O Poder Público também possui a legitimidade para declarar a nulidade de toda e qualquer interferência humana nas áreas de preservação permanente, haja vista a ampla tutela protetiva destas. O instrumento jurídico pra pleitear tal nulidade é a Ação Popular.
Especificamente no que tange as áreas de preservação permanente é importante frisar que nem mesmo o princípio da autonomia municipal autoriza o Município a permitir a interferência ou realização de obras públicas ou privadas nas áreas de preservação permanente, pois se assim o fizesse estaria invadindo a competência da União bem como a hierarquia federativa.
Considerações Finais

Isto posto, em razão do meio ambiente ser um bem juridicamente tutelado de forma ampla pelo legislador e a sua proteção representar a garantia dos interesses intergeracionais, verifica-se que o Poder público é ativamente responsável pelo estabelecimento de medidas que visem concretizar a proteção preconizada pelo texto legal.
Neste sentido, verificou-se que a União, os estados e também os municípios possuem a legítima competência para legislar e administrar as questões referentes ao meio ambiente, principalmente em atenção ao interesse local, respeitando, contudo, os limites territoriais.
As Áreas de preservação permanente assumem, então, no atual contexto jurídico protetor do meio ambiente, a manifestação da tutela jurídica ao meio ambiente e consistem em faixas territoriais, cujas características encontram-se expostas no texto da lei, e não admitem a interferência humana, após a determinação protetiva do poder público.


Referências

COSTA NETO, Nicolao Dino de Castro e. Proteção jurídica do meio ambiente ? I Florestas ? Belo Horizonte: Del Rey, 2003.
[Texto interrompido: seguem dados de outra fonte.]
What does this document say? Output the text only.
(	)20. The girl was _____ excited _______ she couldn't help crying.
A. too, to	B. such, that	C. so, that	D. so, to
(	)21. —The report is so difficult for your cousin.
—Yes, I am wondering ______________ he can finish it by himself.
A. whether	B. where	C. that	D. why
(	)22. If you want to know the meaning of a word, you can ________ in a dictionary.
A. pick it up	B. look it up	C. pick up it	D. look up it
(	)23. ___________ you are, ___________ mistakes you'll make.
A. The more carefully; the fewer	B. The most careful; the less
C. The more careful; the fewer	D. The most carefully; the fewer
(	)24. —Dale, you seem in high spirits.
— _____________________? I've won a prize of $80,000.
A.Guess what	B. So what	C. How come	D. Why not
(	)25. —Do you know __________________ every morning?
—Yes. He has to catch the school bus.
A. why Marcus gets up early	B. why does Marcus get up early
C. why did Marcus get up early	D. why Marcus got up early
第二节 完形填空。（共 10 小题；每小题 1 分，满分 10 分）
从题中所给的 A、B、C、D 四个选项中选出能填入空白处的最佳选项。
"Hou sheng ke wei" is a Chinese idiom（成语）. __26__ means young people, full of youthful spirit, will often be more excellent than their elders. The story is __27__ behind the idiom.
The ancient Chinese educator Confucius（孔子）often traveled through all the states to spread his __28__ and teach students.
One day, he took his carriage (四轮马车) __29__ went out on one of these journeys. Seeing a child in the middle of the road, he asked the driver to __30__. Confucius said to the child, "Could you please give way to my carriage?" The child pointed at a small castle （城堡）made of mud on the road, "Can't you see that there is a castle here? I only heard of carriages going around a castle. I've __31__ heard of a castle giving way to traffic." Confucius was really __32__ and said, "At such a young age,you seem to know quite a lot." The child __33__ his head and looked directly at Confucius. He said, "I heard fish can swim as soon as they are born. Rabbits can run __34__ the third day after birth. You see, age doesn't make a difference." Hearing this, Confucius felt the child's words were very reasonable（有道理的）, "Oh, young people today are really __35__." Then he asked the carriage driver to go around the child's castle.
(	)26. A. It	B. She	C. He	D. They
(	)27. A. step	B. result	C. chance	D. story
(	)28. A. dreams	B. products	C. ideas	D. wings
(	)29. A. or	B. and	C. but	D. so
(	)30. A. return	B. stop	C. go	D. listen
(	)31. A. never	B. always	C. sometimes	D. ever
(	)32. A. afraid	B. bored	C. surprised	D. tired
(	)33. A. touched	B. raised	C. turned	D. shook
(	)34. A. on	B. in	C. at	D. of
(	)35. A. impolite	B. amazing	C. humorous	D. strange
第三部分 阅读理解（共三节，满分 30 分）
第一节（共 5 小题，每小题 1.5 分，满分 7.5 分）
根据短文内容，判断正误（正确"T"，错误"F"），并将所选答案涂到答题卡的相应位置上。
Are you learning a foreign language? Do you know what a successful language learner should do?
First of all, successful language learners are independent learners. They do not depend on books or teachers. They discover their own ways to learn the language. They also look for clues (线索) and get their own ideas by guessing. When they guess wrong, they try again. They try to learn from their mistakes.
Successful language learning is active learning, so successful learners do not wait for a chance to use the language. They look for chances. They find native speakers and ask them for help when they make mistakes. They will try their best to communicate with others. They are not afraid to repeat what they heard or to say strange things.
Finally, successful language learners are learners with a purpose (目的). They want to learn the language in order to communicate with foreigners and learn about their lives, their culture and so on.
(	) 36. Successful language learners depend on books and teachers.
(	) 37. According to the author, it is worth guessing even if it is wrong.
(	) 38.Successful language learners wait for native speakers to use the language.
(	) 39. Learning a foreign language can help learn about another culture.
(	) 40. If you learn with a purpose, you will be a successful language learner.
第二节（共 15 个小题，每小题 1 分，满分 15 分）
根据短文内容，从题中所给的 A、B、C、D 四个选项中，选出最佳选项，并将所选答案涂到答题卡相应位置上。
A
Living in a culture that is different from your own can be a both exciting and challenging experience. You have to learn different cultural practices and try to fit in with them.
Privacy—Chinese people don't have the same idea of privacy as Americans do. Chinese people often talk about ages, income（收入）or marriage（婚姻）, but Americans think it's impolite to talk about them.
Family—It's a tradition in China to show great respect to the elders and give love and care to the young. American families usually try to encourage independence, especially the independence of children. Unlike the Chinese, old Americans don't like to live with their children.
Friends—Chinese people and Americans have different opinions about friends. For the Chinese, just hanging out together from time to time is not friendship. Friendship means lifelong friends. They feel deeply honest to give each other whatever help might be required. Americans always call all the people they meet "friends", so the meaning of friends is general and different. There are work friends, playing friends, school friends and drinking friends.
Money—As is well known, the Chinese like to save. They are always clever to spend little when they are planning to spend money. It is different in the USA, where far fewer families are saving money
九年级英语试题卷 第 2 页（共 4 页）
GONÇALVES, Manoel. Curso de Direito Constitucional. 18ª ed. São Paulo: Saraiva, 1990.

LEITE, José Rubens Morato; AYALA, Patryck de Araújo. Dano Ambiental: do individual ao coletivo extrapatrimonial. 3. ed. rev. atual. ampl. São Paulo: Revista dos Tribunais, 2010.

MACHADO, Paulo Affonso Leme. Direito ambiental brasileiro. 7. ed. São Paulo: Malheiros, 1998.
_________________. Estudos de Direito Ambiental. 1ª ed.. São Paulo: Malheiros Editores, 1994.
MILARÉ, Édis. Direito do Ambiente: doutrina, prática, jurisprudência, glossário. 1ª ed. São Paulo: Revista dos Tribunais, 2000.
SILVA, José Afonso da. Direito ambiental constitucional. 6. ed. São Paulo: Malheiros, 2007
VIEIRA, Paulo Freire. Meio ambiente, desenvolvimento e cidadania. In: VIOLA, Eduardo et al. (Org.) Meio ambiente, desenvolvimento e cidadania: desafios para as ciências sociais. São Paulo: Cortez, 1995.